Ils ont le poil parfois un peu long, la plume qui gratte et se prennent pour des (demi) dieux. C’est normal(e) (pas toujours Sup’) : Emmanuel Bourdieu nous promène dans les couloirs de la Sorbonne et conte les relations ambiguës et mensongères entre des étudiants de Lettres. Tout auréolé de gloire à Cannes, le film a été couvert de prix. Saluons la densité dramatique d’un film teinté de nostalgie et de cynisme, qui refuse de se soumettre aux lois d’un genre.
Allez, ne nous gaussons pas de la mauvaise foi de certains critiques. Emmanuel Bourdieu est le fils de Pierre Bourdieu. Oui, et alors ? C’est bien aisé de faire un film avec un nom pareil. Au risque de déplaire à certains et à ceux qui ont la fâcheuse tendance à juger l’auteur plutôt que l’œuvre, Les Amitiés maléfiques n’est pas un film prétentieux. Si son sujet convoque un microcosme intellectuel, parisien, bourgeois et clos, un monde où l’élitisme et l’amour précieux de la langue française sont de rigueur, le traitement opéré par le cinéaste et les parti pris de mis en scène surprennent. En année de maîtrise de Lettres à la Sorbonne, André (Thibault Vinçon) joue au mentor avec ses petits camarades qui lui vouent une admiration mêlée de fascination. Véritable metteur en scène, André manie avec brio la fiction, le mensonge et l’illusion, sait raconter des histoires sans être capable de vivre la sienne. Provocateur, donneur de leçons, il pousse ses deux amis (Malik Zidi et Alexandre Steiger) à bout, les forçant à endosser les rôles de comédien et d’écrivain. Dans ce petit monde littéraire où la vie imaginée et la fiction l’emportent sur la triste grisaille du quotidien, les personnages jouent leurs rôles de pantins, sont des poseurs et dialoguent comme s’ils évoluaient dans un cercle mondain animé par la marquise de Pompadour. Théâtralisation excessive et agaçante ? Sans doute.
Mais, le film d’Emmanuel Bourdieu prend des détours inattendus lorsque l’intrigue se voile de mystère et délaisse un instant le petit jeu littéraire pour se perdre dans les méandres du thriller, sans jamais totalement adhérer aux codes du genre. Ces jeux de jeunes adultes, en proie à des régressions adolescentes, dramatisés à l’excès mais rehaussés de cynisme introduisent un doute légèrement vacillant et renvoient le film à ses propres interrogations : qu’est-ce que la fiction ? Quelle est la part de manipulation dans la représentation fantasmée et idéalisée que l’on se fait d’un être ? Jusqu’à quel point, l’acceptation d’un discours construit sur du néant est-elle envisageable ? Entre deux scènes dialoguées, les choix musicaux dramatisent certains plans et suggèrent un mystère ambiant.
Face à l’omniprésence dévorante et vampirique du personnage principal, la finesse de jeu de certains rôles secondaires ne les réduit pas à de pâles figures. Malik Zidi joue brillamment de ses contradictions, oscillant entre l’admiration muette et la passivité mêlée de distance. Dominique Blanc est mordante et débordante de cynisme. Face à eux, Thibault Vinçon, odieux et génial André, gangrène cet entourage jusqu’à un paradoxe ultime : l’accomplissement de ses camarades peut être aussi leur dépersonnalisation.
« Écrire est une imposture », l’écriture est une maladie.
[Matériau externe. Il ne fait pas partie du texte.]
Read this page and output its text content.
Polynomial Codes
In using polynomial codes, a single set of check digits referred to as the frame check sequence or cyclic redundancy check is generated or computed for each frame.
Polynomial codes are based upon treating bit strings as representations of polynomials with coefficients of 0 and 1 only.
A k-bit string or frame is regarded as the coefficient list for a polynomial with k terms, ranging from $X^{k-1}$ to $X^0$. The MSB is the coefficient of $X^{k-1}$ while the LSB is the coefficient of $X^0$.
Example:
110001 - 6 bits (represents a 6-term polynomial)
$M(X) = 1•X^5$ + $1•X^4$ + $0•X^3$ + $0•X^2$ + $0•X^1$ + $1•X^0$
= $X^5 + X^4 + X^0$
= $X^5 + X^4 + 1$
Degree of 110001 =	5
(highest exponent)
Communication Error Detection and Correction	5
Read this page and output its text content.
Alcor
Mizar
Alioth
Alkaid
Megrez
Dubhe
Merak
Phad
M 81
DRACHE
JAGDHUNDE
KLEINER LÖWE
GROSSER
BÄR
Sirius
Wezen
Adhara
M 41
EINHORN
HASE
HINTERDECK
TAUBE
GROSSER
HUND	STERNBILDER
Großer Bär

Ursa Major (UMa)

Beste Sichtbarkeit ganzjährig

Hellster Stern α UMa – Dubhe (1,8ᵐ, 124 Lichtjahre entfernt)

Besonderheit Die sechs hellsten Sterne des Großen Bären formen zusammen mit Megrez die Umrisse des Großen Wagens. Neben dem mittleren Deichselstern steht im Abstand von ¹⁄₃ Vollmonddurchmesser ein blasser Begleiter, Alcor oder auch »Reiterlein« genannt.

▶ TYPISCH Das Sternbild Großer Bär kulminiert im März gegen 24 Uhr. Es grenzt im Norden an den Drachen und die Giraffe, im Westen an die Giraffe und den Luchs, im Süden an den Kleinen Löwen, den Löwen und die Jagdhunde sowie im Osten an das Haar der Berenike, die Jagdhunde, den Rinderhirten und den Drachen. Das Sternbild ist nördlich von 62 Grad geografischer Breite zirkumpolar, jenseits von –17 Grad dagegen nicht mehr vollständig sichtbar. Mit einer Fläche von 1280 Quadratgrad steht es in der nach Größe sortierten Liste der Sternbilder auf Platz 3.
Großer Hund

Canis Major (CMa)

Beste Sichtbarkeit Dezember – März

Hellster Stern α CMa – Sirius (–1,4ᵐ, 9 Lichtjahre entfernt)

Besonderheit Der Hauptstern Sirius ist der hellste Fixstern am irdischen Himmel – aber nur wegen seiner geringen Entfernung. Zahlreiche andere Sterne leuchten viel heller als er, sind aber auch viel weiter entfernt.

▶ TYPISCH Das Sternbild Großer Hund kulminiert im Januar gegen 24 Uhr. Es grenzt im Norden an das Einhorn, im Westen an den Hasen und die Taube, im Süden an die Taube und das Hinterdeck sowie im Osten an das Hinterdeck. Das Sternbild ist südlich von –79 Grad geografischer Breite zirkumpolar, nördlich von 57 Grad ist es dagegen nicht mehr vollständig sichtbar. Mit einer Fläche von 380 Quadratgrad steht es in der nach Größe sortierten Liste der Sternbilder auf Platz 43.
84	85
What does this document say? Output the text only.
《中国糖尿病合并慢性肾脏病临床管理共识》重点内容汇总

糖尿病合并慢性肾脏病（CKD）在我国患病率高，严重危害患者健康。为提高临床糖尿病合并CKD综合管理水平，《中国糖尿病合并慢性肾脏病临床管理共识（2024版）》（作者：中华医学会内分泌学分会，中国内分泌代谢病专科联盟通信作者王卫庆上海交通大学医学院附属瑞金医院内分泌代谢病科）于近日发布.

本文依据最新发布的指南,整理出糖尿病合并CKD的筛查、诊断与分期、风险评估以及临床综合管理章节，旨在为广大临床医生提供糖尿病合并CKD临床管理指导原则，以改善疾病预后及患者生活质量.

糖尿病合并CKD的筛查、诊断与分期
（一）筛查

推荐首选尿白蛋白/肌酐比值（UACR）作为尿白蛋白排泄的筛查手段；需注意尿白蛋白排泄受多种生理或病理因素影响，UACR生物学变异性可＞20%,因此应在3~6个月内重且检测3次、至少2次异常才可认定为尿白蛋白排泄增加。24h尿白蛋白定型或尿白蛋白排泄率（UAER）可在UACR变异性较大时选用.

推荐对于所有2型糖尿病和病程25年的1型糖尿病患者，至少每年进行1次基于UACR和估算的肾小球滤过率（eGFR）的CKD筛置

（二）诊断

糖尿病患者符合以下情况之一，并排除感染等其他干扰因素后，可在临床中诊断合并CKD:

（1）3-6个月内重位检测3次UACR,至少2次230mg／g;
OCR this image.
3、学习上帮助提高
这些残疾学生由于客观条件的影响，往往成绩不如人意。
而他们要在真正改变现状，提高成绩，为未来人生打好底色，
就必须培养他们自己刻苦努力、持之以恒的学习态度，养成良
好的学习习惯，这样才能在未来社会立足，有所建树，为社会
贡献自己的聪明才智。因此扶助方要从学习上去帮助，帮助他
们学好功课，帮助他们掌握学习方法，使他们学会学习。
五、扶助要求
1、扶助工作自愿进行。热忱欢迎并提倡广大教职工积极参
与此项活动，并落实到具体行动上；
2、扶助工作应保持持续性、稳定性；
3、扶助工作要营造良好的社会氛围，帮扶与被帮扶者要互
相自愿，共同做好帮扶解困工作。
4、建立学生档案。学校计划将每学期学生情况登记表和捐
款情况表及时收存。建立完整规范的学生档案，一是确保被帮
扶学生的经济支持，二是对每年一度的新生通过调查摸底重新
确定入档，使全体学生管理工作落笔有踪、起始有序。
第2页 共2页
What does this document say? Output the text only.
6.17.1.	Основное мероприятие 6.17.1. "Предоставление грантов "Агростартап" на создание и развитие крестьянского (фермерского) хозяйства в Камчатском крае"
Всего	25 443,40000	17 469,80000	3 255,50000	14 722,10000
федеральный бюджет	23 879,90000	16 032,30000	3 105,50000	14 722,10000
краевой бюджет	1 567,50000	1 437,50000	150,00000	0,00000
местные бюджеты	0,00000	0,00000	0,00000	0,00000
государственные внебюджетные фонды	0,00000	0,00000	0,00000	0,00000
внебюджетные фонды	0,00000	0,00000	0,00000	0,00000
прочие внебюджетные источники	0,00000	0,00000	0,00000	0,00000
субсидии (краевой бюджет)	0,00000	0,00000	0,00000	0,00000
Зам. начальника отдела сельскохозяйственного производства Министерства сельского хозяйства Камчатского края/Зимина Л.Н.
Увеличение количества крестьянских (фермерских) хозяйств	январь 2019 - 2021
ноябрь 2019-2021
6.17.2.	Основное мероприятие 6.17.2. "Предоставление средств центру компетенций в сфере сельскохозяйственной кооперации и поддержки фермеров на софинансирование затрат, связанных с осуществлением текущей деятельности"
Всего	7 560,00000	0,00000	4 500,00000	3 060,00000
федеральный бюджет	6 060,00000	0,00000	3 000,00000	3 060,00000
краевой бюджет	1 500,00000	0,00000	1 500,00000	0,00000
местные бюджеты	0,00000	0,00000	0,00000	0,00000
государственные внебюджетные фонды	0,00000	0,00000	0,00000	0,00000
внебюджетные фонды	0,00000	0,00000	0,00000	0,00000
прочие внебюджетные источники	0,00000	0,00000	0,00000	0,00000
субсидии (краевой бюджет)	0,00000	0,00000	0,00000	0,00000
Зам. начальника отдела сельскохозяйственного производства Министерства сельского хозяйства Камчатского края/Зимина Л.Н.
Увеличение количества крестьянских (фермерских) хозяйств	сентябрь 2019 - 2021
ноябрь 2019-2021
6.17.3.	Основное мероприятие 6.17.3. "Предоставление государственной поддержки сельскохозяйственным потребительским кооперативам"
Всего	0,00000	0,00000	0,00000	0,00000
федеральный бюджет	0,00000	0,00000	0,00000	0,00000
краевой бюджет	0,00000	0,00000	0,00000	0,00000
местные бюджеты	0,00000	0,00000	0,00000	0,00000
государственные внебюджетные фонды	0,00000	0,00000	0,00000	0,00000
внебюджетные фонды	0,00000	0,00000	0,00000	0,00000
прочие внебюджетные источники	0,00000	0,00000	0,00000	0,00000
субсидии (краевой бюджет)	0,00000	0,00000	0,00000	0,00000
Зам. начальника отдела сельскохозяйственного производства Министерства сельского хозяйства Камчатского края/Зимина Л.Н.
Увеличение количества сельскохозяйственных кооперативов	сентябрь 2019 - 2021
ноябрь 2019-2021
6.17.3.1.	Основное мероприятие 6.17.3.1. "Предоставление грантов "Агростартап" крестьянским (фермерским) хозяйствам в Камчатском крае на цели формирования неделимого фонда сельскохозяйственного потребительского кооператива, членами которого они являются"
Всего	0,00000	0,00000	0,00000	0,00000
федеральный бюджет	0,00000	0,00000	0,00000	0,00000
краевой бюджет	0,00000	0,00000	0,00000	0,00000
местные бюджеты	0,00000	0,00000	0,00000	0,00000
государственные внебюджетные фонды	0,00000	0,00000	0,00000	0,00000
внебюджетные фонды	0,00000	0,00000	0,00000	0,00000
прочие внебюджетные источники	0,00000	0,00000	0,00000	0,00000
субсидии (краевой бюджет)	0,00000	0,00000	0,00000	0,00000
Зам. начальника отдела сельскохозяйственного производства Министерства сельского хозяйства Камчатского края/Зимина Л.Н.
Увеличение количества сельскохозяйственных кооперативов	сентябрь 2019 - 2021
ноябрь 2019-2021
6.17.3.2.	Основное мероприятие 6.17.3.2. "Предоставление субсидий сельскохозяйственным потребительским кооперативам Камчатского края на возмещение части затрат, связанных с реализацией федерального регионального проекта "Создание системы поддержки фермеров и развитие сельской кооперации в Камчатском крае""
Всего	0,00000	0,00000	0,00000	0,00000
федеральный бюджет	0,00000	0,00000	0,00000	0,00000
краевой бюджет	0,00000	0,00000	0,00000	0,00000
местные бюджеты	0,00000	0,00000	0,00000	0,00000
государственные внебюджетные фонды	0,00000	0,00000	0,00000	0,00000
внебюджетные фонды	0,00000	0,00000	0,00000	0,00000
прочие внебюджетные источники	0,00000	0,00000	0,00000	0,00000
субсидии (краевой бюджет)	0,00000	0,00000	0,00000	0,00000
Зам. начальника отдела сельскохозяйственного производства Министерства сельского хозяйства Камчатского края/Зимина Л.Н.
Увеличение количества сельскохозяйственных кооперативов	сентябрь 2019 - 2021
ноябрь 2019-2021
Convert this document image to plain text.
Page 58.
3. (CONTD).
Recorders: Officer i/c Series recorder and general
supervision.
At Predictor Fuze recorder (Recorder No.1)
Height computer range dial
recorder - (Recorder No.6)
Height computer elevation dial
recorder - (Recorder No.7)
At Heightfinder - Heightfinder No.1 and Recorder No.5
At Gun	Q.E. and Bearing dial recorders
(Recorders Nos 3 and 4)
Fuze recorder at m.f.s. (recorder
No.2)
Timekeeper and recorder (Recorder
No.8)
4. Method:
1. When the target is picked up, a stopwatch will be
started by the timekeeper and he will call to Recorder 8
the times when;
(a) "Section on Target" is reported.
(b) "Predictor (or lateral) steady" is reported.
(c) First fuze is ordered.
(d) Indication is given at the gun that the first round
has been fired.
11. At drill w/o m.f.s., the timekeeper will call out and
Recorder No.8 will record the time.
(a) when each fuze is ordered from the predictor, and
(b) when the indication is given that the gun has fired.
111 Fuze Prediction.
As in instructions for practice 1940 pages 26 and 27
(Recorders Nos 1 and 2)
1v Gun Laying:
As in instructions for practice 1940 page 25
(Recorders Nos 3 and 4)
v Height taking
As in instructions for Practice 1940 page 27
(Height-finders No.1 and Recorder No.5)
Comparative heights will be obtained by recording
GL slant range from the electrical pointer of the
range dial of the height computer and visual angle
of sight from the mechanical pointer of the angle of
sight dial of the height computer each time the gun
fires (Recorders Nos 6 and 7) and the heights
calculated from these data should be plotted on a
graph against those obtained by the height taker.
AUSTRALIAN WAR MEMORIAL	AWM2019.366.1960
Dans Les Amitiés maléfiques, tout le monde écrit. L’écriture est-elle pour autant le centre de gravité du film ? Moins qu’un centre, elle est un « pré-texte », la toile qui permet de nouer et de structurer les relations des personnages entre eux : une lettre d’amour brûlée dans une boîte aux lettres, un mémoire de maîtrise, une dédicace, une nouvelle écrite à l’ordinateur sont autant de tentatives illusoires et avortées de communiquer, de dénouer le mensonge qui flatte les petits ego. De l’écriture, il ne reste qu’un titre de livre, quelques applaudissements, une dédicace, une lettre brûlée, un papier oublié à une table de café, un mémoire à réécrire, une nouvelle placée à la corbeille de l’ordinateur. Même jetée, la nouvelle écrite par Marguerite (Natacha Régnier), si mauvaise soit-elle, est là, cachée dans la mémoire de l’ordinateur. Elle réapparaît sous une autre forme, est à recomposer, à reconstruire. Finalement, c’est un peu ce travail construction et de déconstruction qui est à l’œuvre : les personnages se sont forgé une image idéalisée d’un de leurs camarades, ils vont apprendre à se séparer de cette image, à détruire cette représentation. Ils apprennent à grandir.